En México, hablar de motocicletas es hablar, casi inevitablemente, de Italika. La marca se ha consolidado como líder del mercado nacional al vender siete de cada 10 motos en el país, impulsada por precios accesibles, esquemas de financiamiento y una amplia red de distribución.
El crecimiento de la marca acaba de sumar un nuevo capítulo: GS Motos, división a la que pertenece Italika, alcanzó los 10 millones de motocicletas ensambladas en México. La unidad que marcó este récord fue una Italika 250 Z, uno de los modelos más representativos por su presencia en el mercado nacional.

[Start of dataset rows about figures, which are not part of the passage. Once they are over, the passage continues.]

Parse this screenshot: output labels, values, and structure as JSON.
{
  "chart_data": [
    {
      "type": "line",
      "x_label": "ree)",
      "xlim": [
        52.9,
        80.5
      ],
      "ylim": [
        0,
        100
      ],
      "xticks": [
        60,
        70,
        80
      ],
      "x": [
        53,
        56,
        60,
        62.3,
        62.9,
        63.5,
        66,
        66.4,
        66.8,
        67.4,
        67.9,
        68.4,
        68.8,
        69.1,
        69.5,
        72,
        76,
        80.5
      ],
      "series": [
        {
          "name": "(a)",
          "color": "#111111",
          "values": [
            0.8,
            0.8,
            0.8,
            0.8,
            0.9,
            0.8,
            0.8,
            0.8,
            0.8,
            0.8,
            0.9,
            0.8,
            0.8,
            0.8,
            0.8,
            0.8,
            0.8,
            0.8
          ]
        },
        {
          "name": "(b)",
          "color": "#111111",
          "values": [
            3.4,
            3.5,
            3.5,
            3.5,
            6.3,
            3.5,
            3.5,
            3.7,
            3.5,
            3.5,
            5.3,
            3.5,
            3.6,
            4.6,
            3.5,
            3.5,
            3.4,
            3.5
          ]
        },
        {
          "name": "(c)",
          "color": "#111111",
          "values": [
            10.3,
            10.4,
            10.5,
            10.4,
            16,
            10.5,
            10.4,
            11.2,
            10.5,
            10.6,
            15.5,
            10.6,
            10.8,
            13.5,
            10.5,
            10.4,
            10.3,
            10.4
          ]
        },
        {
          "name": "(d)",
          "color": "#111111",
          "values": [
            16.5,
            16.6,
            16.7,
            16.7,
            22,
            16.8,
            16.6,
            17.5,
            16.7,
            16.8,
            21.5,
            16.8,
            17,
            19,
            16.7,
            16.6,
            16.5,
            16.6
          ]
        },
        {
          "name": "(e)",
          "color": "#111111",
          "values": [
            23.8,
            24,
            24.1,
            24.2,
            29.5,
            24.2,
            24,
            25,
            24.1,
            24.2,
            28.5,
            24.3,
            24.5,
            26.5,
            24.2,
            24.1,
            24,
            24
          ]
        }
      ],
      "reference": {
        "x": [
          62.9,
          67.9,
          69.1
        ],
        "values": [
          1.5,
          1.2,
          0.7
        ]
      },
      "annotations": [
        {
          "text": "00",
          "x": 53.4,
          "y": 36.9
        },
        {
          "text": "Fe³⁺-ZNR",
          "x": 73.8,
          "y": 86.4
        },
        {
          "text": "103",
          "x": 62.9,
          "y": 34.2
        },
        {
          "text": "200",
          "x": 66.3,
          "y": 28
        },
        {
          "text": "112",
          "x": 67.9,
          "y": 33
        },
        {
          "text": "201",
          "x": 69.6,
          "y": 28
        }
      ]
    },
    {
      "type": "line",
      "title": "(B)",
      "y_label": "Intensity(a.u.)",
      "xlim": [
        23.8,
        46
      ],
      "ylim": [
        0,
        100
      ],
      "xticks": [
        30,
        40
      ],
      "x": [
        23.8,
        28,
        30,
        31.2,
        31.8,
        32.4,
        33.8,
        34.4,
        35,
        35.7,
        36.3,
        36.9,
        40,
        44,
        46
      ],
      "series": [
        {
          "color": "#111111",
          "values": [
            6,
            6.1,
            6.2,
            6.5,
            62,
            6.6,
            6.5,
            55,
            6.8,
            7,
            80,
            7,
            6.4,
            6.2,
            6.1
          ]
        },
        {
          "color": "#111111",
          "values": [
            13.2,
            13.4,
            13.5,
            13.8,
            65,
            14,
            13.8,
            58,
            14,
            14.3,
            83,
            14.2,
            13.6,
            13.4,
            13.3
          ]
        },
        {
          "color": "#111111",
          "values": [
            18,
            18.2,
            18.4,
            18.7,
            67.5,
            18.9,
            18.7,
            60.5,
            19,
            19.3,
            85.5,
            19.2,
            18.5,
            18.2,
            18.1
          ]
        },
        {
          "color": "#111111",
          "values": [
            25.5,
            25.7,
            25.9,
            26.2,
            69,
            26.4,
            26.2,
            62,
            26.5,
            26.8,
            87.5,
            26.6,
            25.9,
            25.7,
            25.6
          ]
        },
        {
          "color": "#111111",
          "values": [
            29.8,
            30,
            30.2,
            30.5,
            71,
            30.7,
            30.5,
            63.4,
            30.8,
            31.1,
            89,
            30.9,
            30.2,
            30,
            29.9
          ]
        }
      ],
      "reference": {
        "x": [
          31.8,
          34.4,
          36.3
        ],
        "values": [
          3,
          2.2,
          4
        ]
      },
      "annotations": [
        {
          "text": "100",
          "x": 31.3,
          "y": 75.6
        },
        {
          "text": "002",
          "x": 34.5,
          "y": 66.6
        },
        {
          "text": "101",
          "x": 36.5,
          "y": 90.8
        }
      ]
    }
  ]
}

De acuerdo con reportes especializados, este logro es resultado de la producción acumulada en sus plantas de Toluca, Estado de México, y Guadalajara, Jalisco, que juntas tienen capacidad para fabricar más de 1.6 millones de motocicletas al año. La operación también genera más de 4 mil empleos directos.
El fenómeno Italika también refleja un cambio en la forma de moverse en México. Para muchas personas, la moto se ha convertido en una alternativa más económica frente al automóvil, ya sea para trasladarse al trabajo, emprender, realizar entregas o reducir tiempos en ciudades cada vez más congestionadas.
Sin embargo, el crecimiento del parque motociclista también abre una conversación necesaria: la importancia de la educación vial, el uso correcto del casco, el respeto al reglamento de tránsito y la capacitación de quienes conducen. Porque si las motos ya son parte esencial de la movilidad mexicana, el siguiente reto será hacer que ese crecimiento avance con más seguridad en las calles.